I had a successful career as a procurement manager and had even picked up a national award as “young professional of the year”. I found this an easy identity to live up to and found that I fitted the stereotype very well. I went to the gym. Enjoyed a somewhat disposable income allowing us to have lovely holidays as well as days out and trips to the cinema. I was ambitious and driven and worked hard – but inside I harboured a secret.
I wanted to be a housewife and stay at home mum.
This was at conflict with everything I felt my success in my career demanded and expected of me. Therefore I kept it quiet. I didn’t tell anyone how I felt. I felt almost fraudulent that I had been so successful in such a short time in a career that I never intended to keep, that giving it all up would seem ungrateful and people would think that I had wasted both my time an effort as well as that of others who had helped and supported me along the way.

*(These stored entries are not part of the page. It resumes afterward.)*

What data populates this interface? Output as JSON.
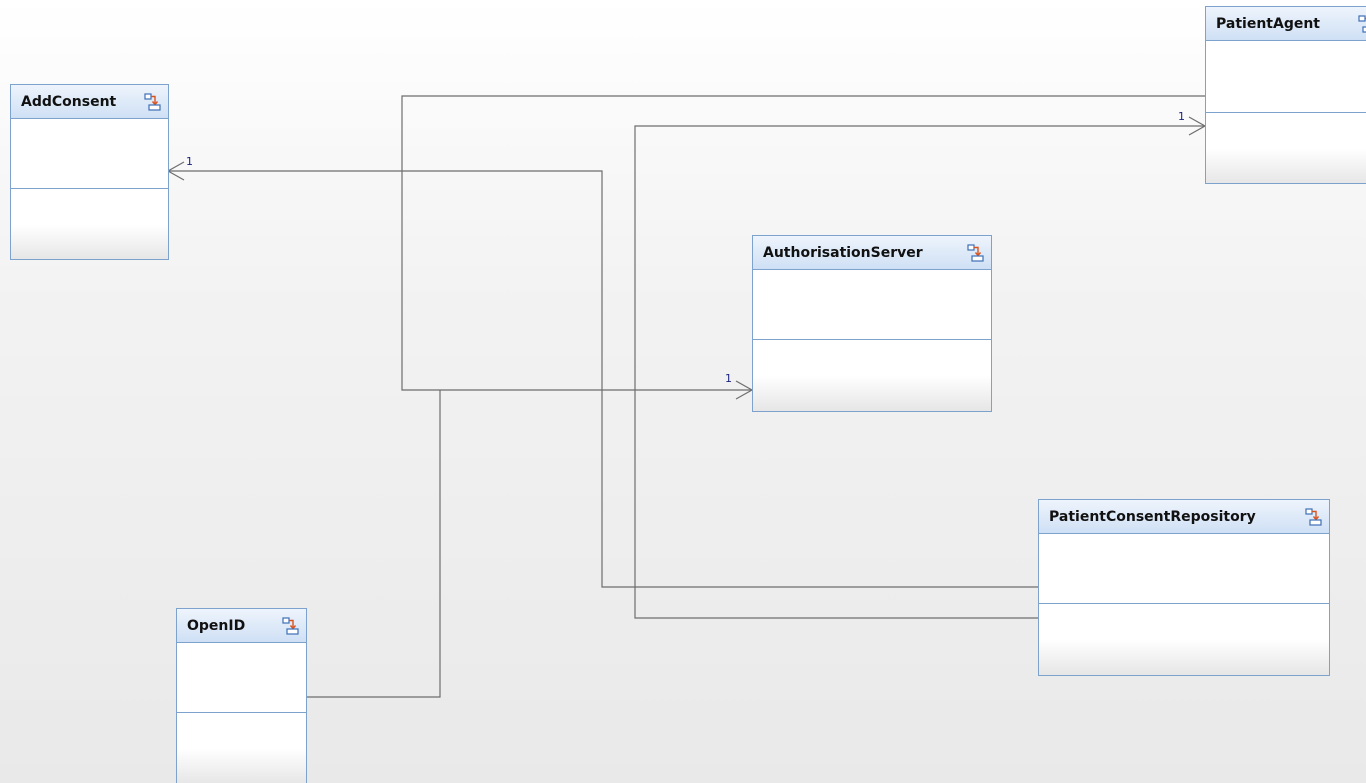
{
  "diagram": {
    "classes": [
      {
        "id": "addconsent",
        "name": "AddConsent",
        "icon": "class-icon"
      },
      {
        "id": "patientagent",
        "name": "PatientAgent",
        "icon": "class-icon"
      },
      {
        "id": "authorisationserver",
        "name": "AuthorisationServer",
        "icon": "class-icon"
      },
      {
        "id": "patientconsentrepository",
        "name": "PatientConsentRepository",
        "icon": "class-icon"
      },
      {
        "id": "openid",
        "name": "OpenID",
        "icon": "class-icon"
      }
    ],
    "multiplicities": {
      "addconsent_end": "1",
      "patientagent_end": "1",
      "authorisationserver_end": "1"
    }
  },
  "colors": {
    "border": "#7da2ce",
    "connector": "#6e6e6e",
    "multiplicity_text": "#1a237e",
    "icon_orange": "#d9531e",
    "icon_blue": "#3d6fb5"
  }
}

The only person who truly knew how I felt was my husband. He has always supported me in my career and he has just as easily supported me in deciding to give it all up, for which I will be forever grateful and feel so immensely lucky.

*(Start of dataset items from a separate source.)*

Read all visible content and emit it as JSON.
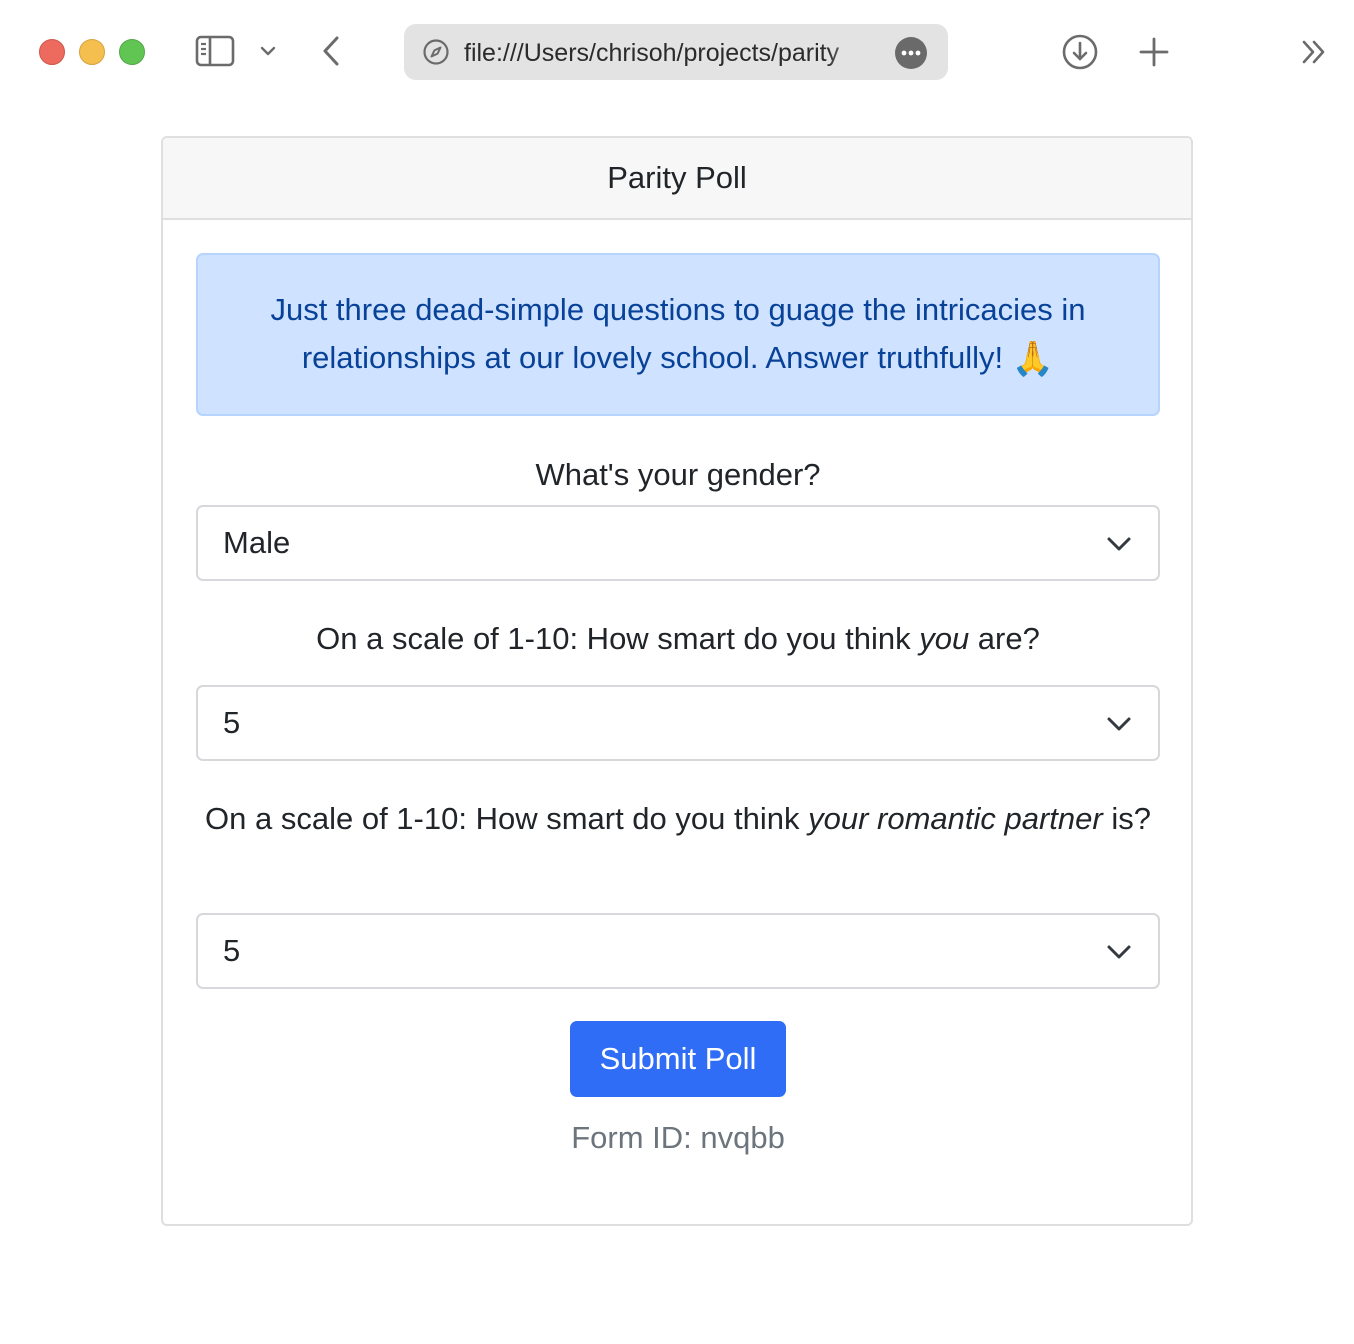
{
  "browser": {
    "url": "file:///Users/chrisoh/projects/parity",
    "icons": {
      "sidebar": "sidebar-icon",
      "sidebar_menu": "chevron-down-icon",
      "back": "chevron-left-icon",
      "site_info": "compass-icon",
      "page_menu": "more-icon",
      "downloads": "download-icon",
      "new_tab": "plus-icon",
      "overflow": "double-chevron-right-icon"
    }
  },
  "card": {
    "title": "Parity Poll",
    "intro_text": "Just three dead-simple questions to guage the intricacies in relationships at our lovely school. Answer truthfully!",
    "intro_emoji": "🙏"
  },
  "questions": {
    "gender": {
      "label": "What's your gender?",
      "selected": "Male"
    },
    "self_smart": {
      "label_before": "On a scale of 1-10: How smart do you think ",
      "label_emph": "you",
      "label_after": " are?",
      "selected": "5"
    },
    "partner_smart": {
      "label_before": "On a scale of 1-10: How smart do you think ",
      "label_emph": "your romantic partner",
      "label_after": " is?",
      "selected": "5"
    }
  },
  "submit_label": "Submit Poll",
  "form_id_text": "Form ID: nvqbb",
  "colors": {
    "primary": "#2f6df6",
    "alert_bg": "#cfe2ff",
    "alert_text": "#084298",
    "muted_text": "#6c757d"
  }
}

I am now a house wife and stay at home mum to a seven month old. Instead of the gym I do the “big shop” I stay in and do the housework, and cook dinner. I play and get messy and go for walks. I change nappies and get covered in sick every single day.
My lifestyle is completely different. But I am the same.
I am intelligent and articulate. I am passionate and driven. I just channel these attributes in a different way. I love my family and I love my life.
I am not defined by my job or my title. I am simply me.